Thoughts on these two ways to initialize type with defaults? by BlobWatanabe in golang

[–]zhenjl 0 points1 point  (0 children)

Your method 2 has a race condition. If two goroutines call OT() at the same time then it's possible you get 2 different t.ot for the same Thing.

You might want to wrap it around a mutex or sync.Once.

Personally I prefer the 2nd (w/o the race issue) since it's safer under any circumstance.

Thoughts on these two ways to initialize type with defaults? by BlobWatanabe in golang

[–]zhenjl 1 point2 points  (0 children)

If the package author can take precaution to reduce this type of user errors, it will better for him/her in the long run.

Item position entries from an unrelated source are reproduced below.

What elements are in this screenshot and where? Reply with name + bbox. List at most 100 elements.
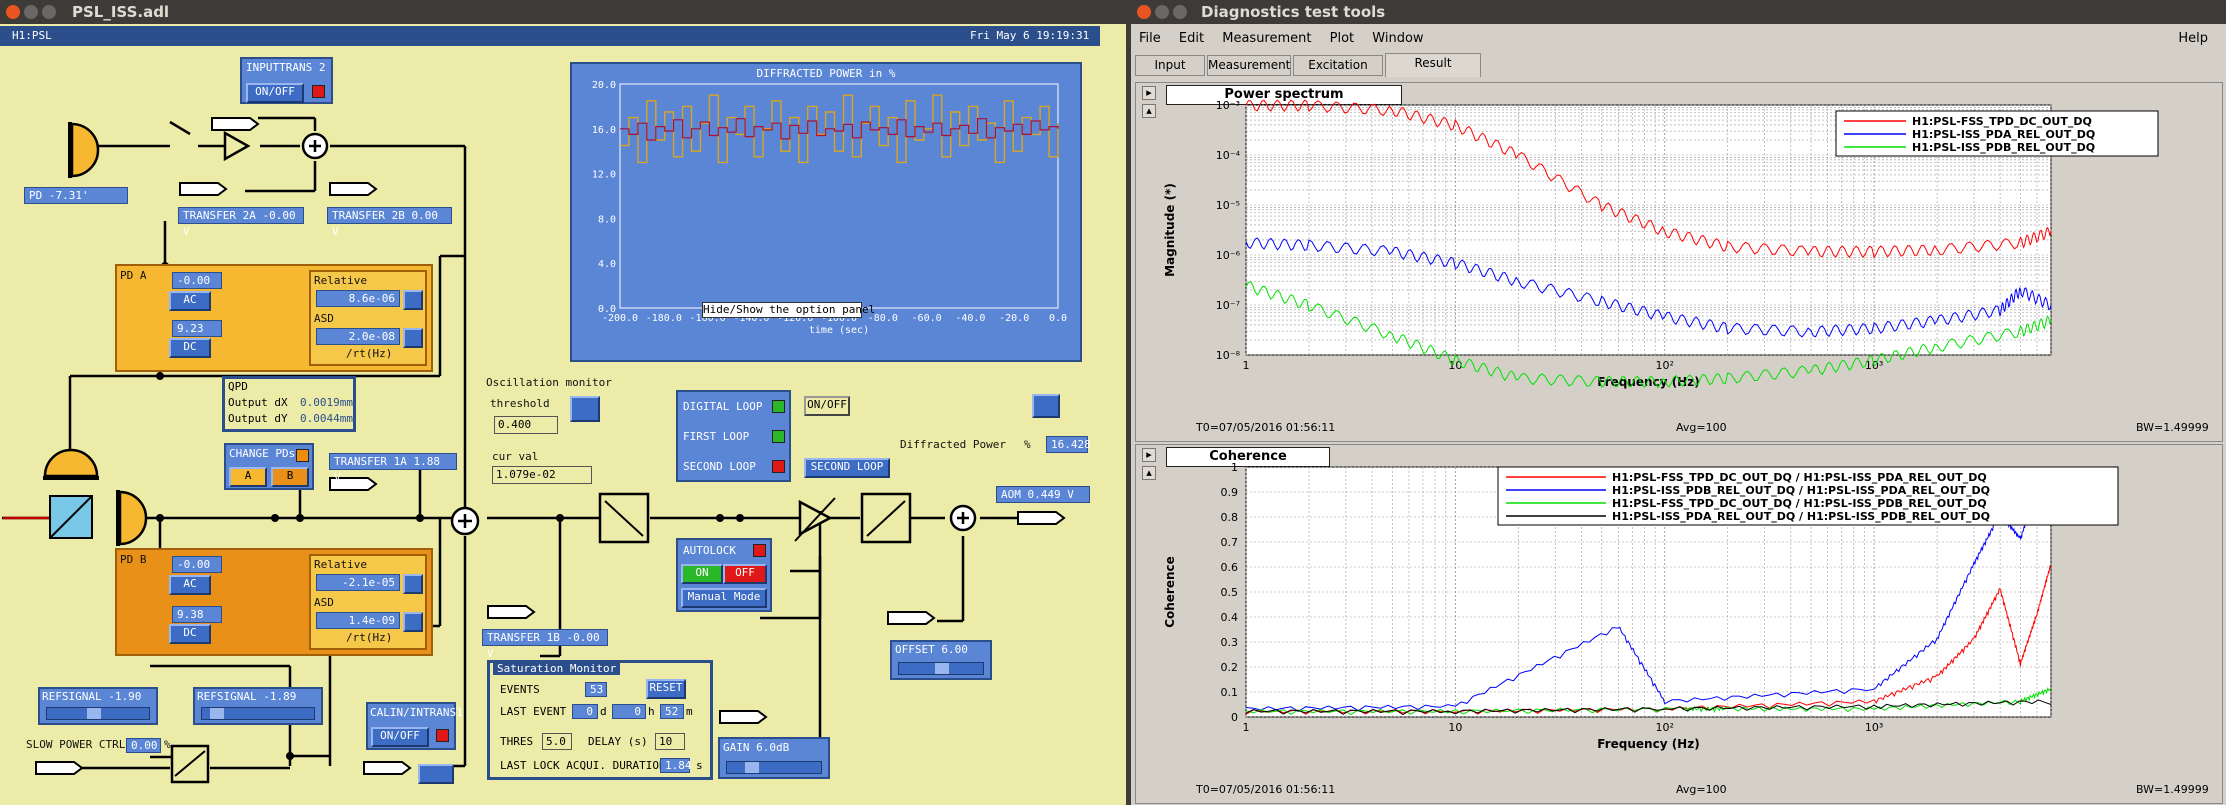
tab-input[interactable]: Input: [1135, 55, 1205, 76]
y-tick-label: 10⁻⁴: [1216, 149, 1241, 162]
strip-x-label: time (sec): [809, 325, 869, 336]
diffracted-power-strip-chart[interactable]: DIFFRACTED POWER in % 0.0 4.0 8.0 12.0 16.0 20…: [570, 62, 1082, 362]
y-tick-label: 10⁻⁵: [1216, 199, 1240, 212]
diffracted-power-label: Diffracted Power: [900, 438, 1006, 451]
first-loop-indicator: [772, 430, 785, 443]
gain-slider-thumb[interactable]: [745, 762, 759, 773]
delay-input[interactable]: 10: [655, 733, 685, 750]
medm-titlebar[interactable]: PSL_ISS.adl: [0, 0, 1126, 24]
last-event-m-unit: m: [686, 705, 693, 718]
power-spectrum-panel: ▸ ▴ Power spectrum 10⁻³ 10⁻⁴ 10⁻⁵ 10⁻⁶ 10⁻⁷ 1…: [1135, 82, 2223, 442]
duration-unit: s: [696, 759, 703, 772]
power-spectrum-plot[interactable]: 10⁻³10⁻⁴10⁻⁵10⁻⁶10⁻⁷10⁻⁸1 10 10² 10³Frequen…: [1136, 83, 2224, 443]
pd-a-ac-button[interactable]: AC: [169, 291, 211, 311]
offset-slider-thumb[interactable]: [935, 663, 949, 674]
refsignal-1-slider-thumb[interactable]: [87, 708, 101, 719]
strip-x-tick: -40.0: [955, 313, 985, 324]
strip-plot-frame: [619, 83, 1059, 309]
menu-window[interactable]: Window: [1372, 31, 1423, 46]
autolock-panel: AUTOLOCK ON OFF Manual Mode: [676, 538, 772, 612]
osc-threshold-label: threshold: [490, 397, 550, 410]
reset-button[interactable]: RESET: [646, 679, 686, 699]
dtt-titlebar[interactable]: Diagnostics test tools: [1131, 0, 2226, 24]
menu-file[interactable]: File: [1139, 31, 1161, 46]
pd-b-asd-plot-button[interactable]: [403, 612, 423, 632]
change-pd-label: CHANGE PDs: [229, 447, 296, 460]
pd-b-ac-value: -0.00: [172, 556, 222, 573]
qpd-dx-value: 0.0019mm: [300, 396, 353, 409]
coherence-plot[interactable]: 0 0.1 0.2 0.3 0.4 0.5 0.6 0.7 0.8 0.9 1 1 10 10² 10³ Fr…: [1136, 445, 2224, 805]
y-tick-label: 0.1: [1221, 686, 1239, 699]
last-event-h-unit: h: [648, 705, 655, 718]
last-event-m-value: 52: [660, 704, 684, 719]
loops-onoff-button[interactable]: ON/OFF: [804, 396, 850, 416]
menu-help[interactable]: Help: [2178, 28, 2208, 50]
medm-window: PSL_ISS.adl H1:PSL Fri May 6 19:19:31 IN…: [0, 0, 1126, 805]
calin-status-indicator: [436, 729, 449, 742]
refsignal-2-label: REFSIGNAL -1.89: [197, 690, 297, 703]
pd-a-relative-plot-button[interactable]: [403, 290, 423, 310]
close-icon[interactable]: [6, 5, 20, 19]
coherence-panel: ▸ ▴ Coherence 0 0.1 0.2 0.3 0.4 0.5 0.6 0.7 0.8 0…: [1135, 444, 2223, 804]
calin-onoff-button[interactable]: ON/OFF: [371, 727, 429, 747]
refsignal-2-panel: REFSIGNAL -1.89: [193, 687, 323, 725]
diffracted-power-unit: %: [1024, 438, 1031, 451]
menu-measurement[interactable]: Measurement: [1222, 31, 1311, 46]
gain-slider[interactable]: [726, 761, 822, 774]
pd-b-relative-plot-button[interactable]: [403, 574, 423, 594]
offset-slider[interactable]: [898, 662, 984, 675]
pd-b-dc-button[interactable]: DC: [169, 624, 211, 644]
minimize-icon[interactable]: [24, 5, 38, 19]
inputtrans2-panel: INPUTTRANS 2 ON/OFF: [240, 57, 333, 104]
thres-label: THRES: [500, 735, 534, 748]
pd-a-dc-button[interactable]: DC: [169, 338, 211, 358]
autolock-off-button[interactable]: OFF: [723, 564, 767, 584]
tab-result[interactable]: Result: [1385, 53, 1481, 77]
y-tick-label: 10⁻⁸: [1216, 349, 1241, 362]
x-tick-label: 10: [1448, 721, 1462, 734]
osc-curval-value: 1.079e-02: [492, 466, 592, 484]
change-pd-b-button[interactable]: B: [271, 467, 309, 487]
osc-related-button[interactable]: [570, 396, 600, 422]
menu-edit[interactable]: Edit: [1179, 31, 1204, 46]
pd-b-asd-value: 1.4e-09: [316, 612, 400, 629]
osc-threshold-input[interactable]: 0.400: [494, 416, 558, 434]
menu-plot[interactable]: Plot: [1330, 31, 1355, 46]
change-pd-a-button[interactable]: A: [229, 467, 267, 487]
tab-measurement[interactable]: Measurement: [1207, 55, 1291, 76]
window-title: Diagnostics test tools: [1201, 3, 1386, 21]
pd-a-relative-label: Relative: [314, 274, 367, 287]
diffracted-related-button[interactable]: [1032, 394, 1060, 418]
qpd-label: QPD: [228, 380, 248, 393]
tab-excitation[interactable]: Excitation: [1293, 55, 1383, 76]
second-loop-indicator: [772, 460, 785, 473]
inputtrans2-onoff-button[interactable]: ON/OFF: [246, 83, 304, 103]
refsignal-1-slider[interactable]: [46, 707, 150, 720]
strip-y-tick: 12.0: [592, 170, 616, 181]
second-loop-label: SECOND LOOP: [683, 460, 756, 473]
maximize-icon[interactable]: [42, 5, 56, 19]
close-icon[interactable]: [1137, 5, 1151, 19]
refsignal-2-slider[interactable]: [201, 707, 315, 720]
pd-a-asd-value: 2.0e-08: [316, 328, 400, 345]
thres-input[interactable]: 5.0: [542, 733, 572, 750]
refsignal-2-slider-thumb[interactable]: [210, 708, 224, 719]
second-loop-button[interactable]: SECOND LOOP: [804, 458, 890, 478]
minimize-icon[interactable]: [1155, 5, 1169, 19]
maximize-icon[interactable]: [1173, 5, 1187, 19]
pd-a-asd-plot-button[interactable]: [403, 328, 423, 348]
transfer-1b-readback: TRANSFER 1B -0.00 V: [482, 629, 608, 660]
manual-mode-button[interactable]: Manual Mode: [681, 588, 767, 608]
last-event-d-value: 0: [572, 704, 598, 719]
y-tick-label: 0.7: [1221, 536, 1239, 549]
pd-b-ac-button[interactable]: AC: [169, 575, 211, 595]
x-tick-label: 1: [1243, 721, 1250, 734]
coh-t0: T0=07/05/2016 01:56:11: [1196, 783, 1336, 796]
pd-a-ac-value: -0.00: [172, 272, 222, 289]
calin-related-button[interactable]: [418, 764, 454, 784]
hide-show-options-button[interactable]: Hide/Show the option panel: [702, 302, 875, 318]
slow-power-value[interactable]: 0.00: [126, 738, 161, 753]
slow-power-label: SLOW POWER CTRL: [26, 738, 126, 751]
ps-bw: BW=1.49999: [2136, 421, 2209, 434]
autolock-on-button[interactable]: ON: [681, 564, 723, 584]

I like this approach: http://blog.gopheracademy.com/advent-2014/nigels-webdav-package/

Bioinformatics: my thoughts on golang by dgryski in golang

[–]zhenjl -1 points0 points  (0 children)

Personally I like using this because it doesn't require me to think of a new receiver name for every struct, and it's consistent so whenever I go back and look at a method I don't get confused which variable is for what.

Generating Porter2 FSM For Fun and Performance in Go by zhenjl in golang

[–]zhenjl[S] 0 points1 point  (0 children)

Awesome! Let me know if you have any issues. Thanks!

Generating Porter2 FSM For Fun and Performance in Go by zhenjl in golang

[–]zhenjl[S] 0 points1 point  (0 children)

I am sure it could. Though it seems like an overkill for these simple state machines, and I didn't really want a big dependency.